“Businesses haven’t recognized how easy using rail can be. We’re changing that.”Sergio A. Sabatini, Interim CEO, OmniTRAX
Broe’s transportation affiliate, OmniTRAX, Inc., is the second-largest private management company of short-line railroads in North America. But its expertise is more than just that.
It’s about simplifying the entire process of shipping by rail. OmniTRAX adds logistics support and leading-edge technology to its basic rail service, so that shipping door-to-door or through ports is as easy as a phone call away, even for customers not adjacent to a rail line.
And for customers exploring industrial development near a track, OmniTRAX helps with every phase of that operation as well. OmniTRAX is a complete shipping partner, using railroads, ports, transloading, logistics, warehousing, and industrial development to help businesses move their products conveniently and efficiently, whether their final destination is across the city or across the world. Learn much more at omnitrax.com >
Our Railroads, Terminals and Ports Include:
2014: Port of Brownsville
Accelerating America’s Industrial Renaissance
On the southernmost tip of Texas, at the port of Brownsville, rails and roads and a ready workforce converge. Nearby, thousands of acres of Texas land stand ready for industrial development, while expanded drilling in Mexico’s adjacent Burgos Basin shale formation waits only on the proper energy expertise.
- A 30-year lease and strategic partnership for OmniTRAX to manage the local short-line railroad.

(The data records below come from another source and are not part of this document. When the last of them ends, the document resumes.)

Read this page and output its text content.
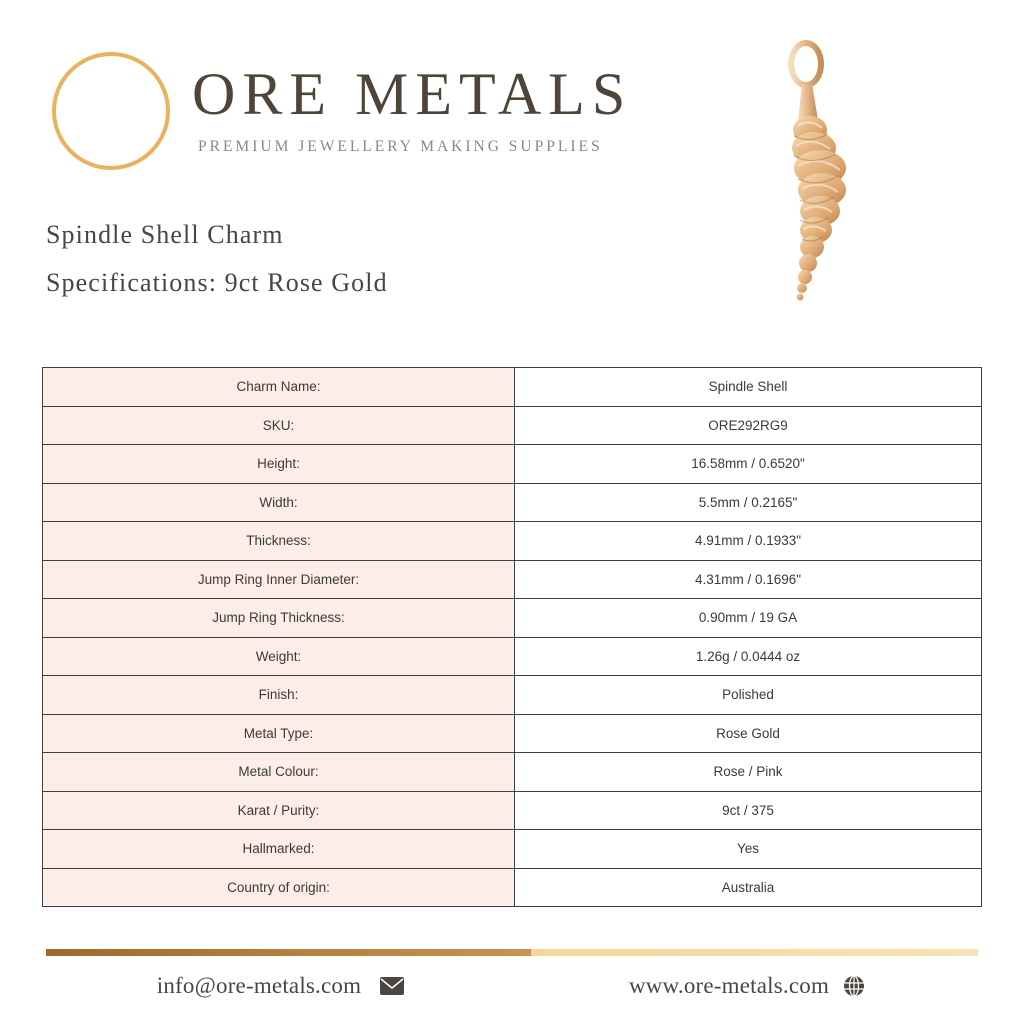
ORE METALS
PREMIUM JEWELLERY MAKING SUPPLIES
Spindle Shell Charm
Specifications: 9ct Rose Gold
Charm Name:	Spindle Shell
SKU:	ORE292RG9
Height:	16.58mm / 0.6520"
Width:	5.5mm / 0.2165"
Thickness:	4.91mm / 0.1933"
Jump Ring Inner Diameter:	4.31mm / 0.1696"
Jump Ring Thickness:	0.90mm / 19 GA
Weight:	1.26g / 0.0444 oz
Finish:	Polished
Metal Type:	Rose Gold
Metal Colour:	Rose / Pink
Karat / Purity:	9ct / 375
Hallmarked:	Yes
Country of origin:	Australia
info@ore-metals.com	www.ore-metals.com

- Aggressive development of rail-corridor industries, modeling operational best practices from Windsor, Colorado’s Great Western Industrial Park.
The Broe Group and OmniTRAX to develop 1,200 acres for a world-class industrial park. Target opportunities include light and heavy manufacturing, logistics, energy services, technology development and export/import warehousing.
DOOR TO DOOR
2012: Halliburton’s Sand Terminal at Great Western Industrial Park
Door to Door
In Colorado’s Denver-Julesburg basin, over a mile underground, lies a rich field of Niobrara shale. But cracking it open calls for a high-pressure slurry of a trillion grains of quartz, premium crystals mined from the purest sandstone—900 miles away, at Illinois’ St. Peter sandstone formation.
Next to OmniTRAX’s Illinois Railway.
- Short-line rail for the first and last miles.
- Money-saving 100-car unit trains.
- The world’s largest dedicated frac sand transfer terminal, where each rail car empties in six minutes—twice as fast as at most other facilities.
500 jobs in northern Colorado, and more of the best sand where it’s needed most.
1997: Port of Churchill
In Manitoba, the Hudson Bay Railway ran 810 miles north to Churchill, a remote city on the western shore of Hudson Bay, Canada’s principal seaport on the Arctic Ocean.
Population: 813 humans and 940 polar bears. And one port, an underused gateway to world markets for Canada’s abundant wheat.
- Purchasing both the Port of Churchill and the Hudson Bay Railway.
- The resolve and diplomacy to unite multiple public, private, and sovereign constituencies in a common solution.
- Consolidated operation of rail and port under one coordinated enterprise.
- Aggressive marketing of the port to newly opening polar routes to Asia and Europe.
New worldwide markets for Canadian grain, and revived access to the expanding Northwest Passage sea route.
1992: 1000 Miles of Kansas Rail
In the early 90s, Class I operators like the Santa Fe were trying to shed light-density lines. When Broe learned that their contracted buyer for 1000 miles of the Central Kansas Railway couldn’t complete the financing, he knew the window to act was short.
Three Broe executives were at the Santa Fe headquarters the next day, ready to buy.
- Acting decisively: initial meeting to acquisition in 41 days.
- Viewing railroads as an engine for growth by winnowing unproductive branches.
- Increased development, especially of wheat transport, along a remaining core set of rail lines.
Profitable operation for almost a decade, then a sale nine years after acquisition for $33 million, three times the purchase price.
Building Something Bigger
Red ink everywhere.
When Chicago West Pullman Transportation Company’s major customer shut down, their six rail lines, spanning 800 miles across America’s Midwest, headed for default. CWPT’s owner needed an exit.
Pat Broe thought, “What can we build out of this?”
- Extensive industry research to recognize a seller needing immediate rescue.
- Experience cutting rail costs by 50% with lighter cars, intermodal freight, and time-definite service.
- The entrepreneurial acumen to sell one line the day after closing.
Managing seven railroads (with thirteen more to follow, and counting) called for a common brand. OmniTRAX, that new corporate flag, is now North America’s second-largest private railroad and transportation services company.